The most important of these intermediaries are the accepting houses, who have in effect guaranteed that the bills, held by the banks in their portfolios, will be met at maturity. To a large extent, of course, the accepting houses are acting on behalf of British clients. But on an important scale the London accepting houses accept bills arising out of transactions both parties to which may be foreigners. These houses, that is to say, guarantee the bills in return for a commission, reckoning on their foreign clients' putting them in funds to meet the bills at maturity. This accepting or guaranteeing business is quite distinct from the business of advancing the capital with which the bills are carried.

When the remittance system broke down, therefore, the first people to be in trouble were the accepting houses. Their foreign clients defaulted for the time being on a wholesale scale, and as the liabilities of the accepting houses greatly exceed their free assets, they were utterly unable to meet their engagements.

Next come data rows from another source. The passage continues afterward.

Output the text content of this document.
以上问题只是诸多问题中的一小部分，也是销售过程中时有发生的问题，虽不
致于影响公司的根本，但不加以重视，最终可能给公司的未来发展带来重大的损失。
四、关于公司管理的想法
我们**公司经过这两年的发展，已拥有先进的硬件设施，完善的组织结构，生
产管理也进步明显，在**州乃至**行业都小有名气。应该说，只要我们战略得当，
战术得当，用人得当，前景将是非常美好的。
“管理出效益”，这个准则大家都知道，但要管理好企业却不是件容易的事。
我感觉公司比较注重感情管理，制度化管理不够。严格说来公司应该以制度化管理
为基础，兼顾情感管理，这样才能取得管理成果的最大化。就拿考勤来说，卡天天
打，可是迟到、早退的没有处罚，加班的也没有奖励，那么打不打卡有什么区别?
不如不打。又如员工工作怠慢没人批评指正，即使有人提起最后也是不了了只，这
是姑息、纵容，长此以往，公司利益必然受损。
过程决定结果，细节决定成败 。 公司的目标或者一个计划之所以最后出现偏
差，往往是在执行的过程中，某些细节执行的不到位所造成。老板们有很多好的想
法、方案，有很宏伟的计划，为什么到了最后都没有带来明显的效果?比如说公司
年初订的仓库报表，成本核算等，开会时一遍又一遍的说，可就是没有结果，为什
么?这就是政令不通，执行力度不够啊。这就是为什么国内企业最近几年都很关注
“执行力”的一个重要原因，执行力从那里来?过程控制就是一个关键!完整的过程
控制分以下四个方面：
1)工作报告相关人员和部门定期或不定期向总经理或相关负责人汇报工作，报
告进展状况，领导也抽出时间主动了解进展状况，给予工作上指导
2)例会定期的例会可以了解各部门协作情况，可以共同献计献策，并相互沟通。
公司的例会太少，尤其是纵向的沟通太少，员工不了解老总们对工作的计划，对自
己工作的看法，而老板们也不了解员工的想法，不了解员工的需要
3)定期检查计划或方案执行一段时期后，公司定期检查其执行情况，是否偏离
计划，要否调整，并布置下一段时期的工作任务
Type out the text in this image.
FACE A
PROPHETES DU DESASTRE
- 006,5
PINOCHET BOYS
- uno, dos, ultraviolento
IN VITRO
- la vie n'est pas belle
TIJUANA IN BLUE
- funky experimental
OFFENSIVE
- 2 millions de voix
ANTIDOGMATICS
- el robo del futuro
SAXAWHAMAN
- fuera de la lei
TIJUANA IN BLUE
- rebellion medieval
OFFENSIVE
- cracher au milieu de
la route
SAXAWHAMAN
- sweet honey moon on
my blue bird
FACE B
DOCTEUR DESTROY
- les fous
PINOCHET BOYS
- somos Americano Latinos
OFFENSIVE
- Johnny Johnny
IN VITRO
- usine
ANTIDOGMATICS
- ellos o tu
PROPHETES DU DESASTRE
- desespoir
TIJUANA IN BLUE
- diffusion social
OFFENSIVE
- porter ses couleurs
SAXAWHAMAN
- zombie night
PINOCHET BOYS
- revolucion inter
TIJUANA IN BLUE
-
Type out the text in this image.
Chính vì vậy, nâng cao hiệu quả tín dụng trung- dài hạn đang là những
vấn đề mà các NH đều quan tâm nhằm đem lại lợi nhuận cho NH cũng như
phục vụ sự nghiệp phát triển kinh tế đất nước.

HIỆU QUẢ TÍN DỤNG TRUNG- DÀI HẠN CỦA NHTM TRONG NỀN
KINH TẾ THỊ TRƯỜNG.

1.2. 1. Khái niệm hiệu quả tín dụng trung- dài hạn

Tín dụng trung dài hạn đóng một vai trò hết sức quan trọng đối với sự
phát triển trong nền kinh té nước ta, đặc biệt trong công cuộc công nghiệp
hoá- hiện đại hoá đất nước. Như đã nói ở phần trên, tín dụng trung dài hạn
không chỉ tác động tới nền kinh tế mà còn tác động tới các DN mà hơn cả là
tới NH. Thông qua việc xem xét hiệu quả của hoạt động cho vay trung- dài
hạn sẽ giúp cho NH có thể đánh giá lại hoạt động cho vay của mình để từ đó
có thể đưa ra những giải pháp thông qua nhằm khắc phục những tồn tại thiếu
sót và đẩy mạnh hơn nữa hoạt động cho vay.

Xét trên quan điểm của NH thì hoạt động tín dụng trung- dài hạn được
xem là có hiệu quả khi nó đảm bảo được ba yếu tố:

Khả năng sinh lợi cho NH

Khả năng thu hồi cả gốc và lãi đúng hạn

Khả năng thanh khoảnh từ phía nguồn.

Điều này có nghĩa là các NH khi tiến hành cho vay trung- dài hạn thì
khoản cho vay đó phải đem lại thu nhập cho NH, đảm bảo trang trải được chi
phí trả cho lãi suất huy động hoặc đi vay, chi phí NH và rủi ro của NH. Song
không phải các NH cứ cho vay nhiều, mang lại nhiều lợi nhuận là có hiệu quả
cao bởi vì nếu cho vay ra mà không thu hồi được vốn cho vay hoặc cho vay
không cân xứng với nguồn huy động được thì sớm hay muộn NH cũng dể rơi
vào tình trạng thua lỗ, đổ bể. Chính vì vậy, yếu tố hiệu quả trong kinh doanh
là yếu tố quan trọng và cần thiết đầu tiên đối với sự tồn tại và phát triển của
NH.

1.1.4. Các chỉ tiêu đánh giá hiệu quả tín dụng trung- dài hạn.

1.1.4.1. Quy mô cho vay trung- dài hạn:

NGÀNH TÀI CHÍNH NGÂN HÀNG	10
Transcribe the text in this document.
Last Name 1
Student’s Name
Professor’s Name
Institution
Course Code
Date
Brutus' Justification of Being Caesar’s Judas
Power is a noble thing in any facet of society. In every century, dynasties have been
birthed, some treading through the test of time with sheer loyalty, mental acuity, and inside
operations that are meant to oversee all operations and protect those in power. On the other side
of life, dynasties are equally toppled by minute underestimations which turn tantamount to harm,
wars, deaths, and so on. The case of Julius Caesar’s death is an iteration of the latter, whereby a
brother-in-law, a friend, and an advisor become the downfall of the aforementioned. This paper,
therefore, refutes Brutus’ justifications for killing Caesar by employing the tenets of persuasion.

The banks found themselves, therefore, with their bills, which they usually regard as amongst their most liquid assets, suddenly turned into a non-liquid asset. The total volume of bills outstanding has been estimated at £350,000,000. The amount held by the joint stock banks, apart from the discount houses and Angloforeign banks, is not separately stated. I have estimated it as standing, for the leading banks, somewhere between £100,000,000 and £125,000,000, or perhaps 15 per cent of their total assets.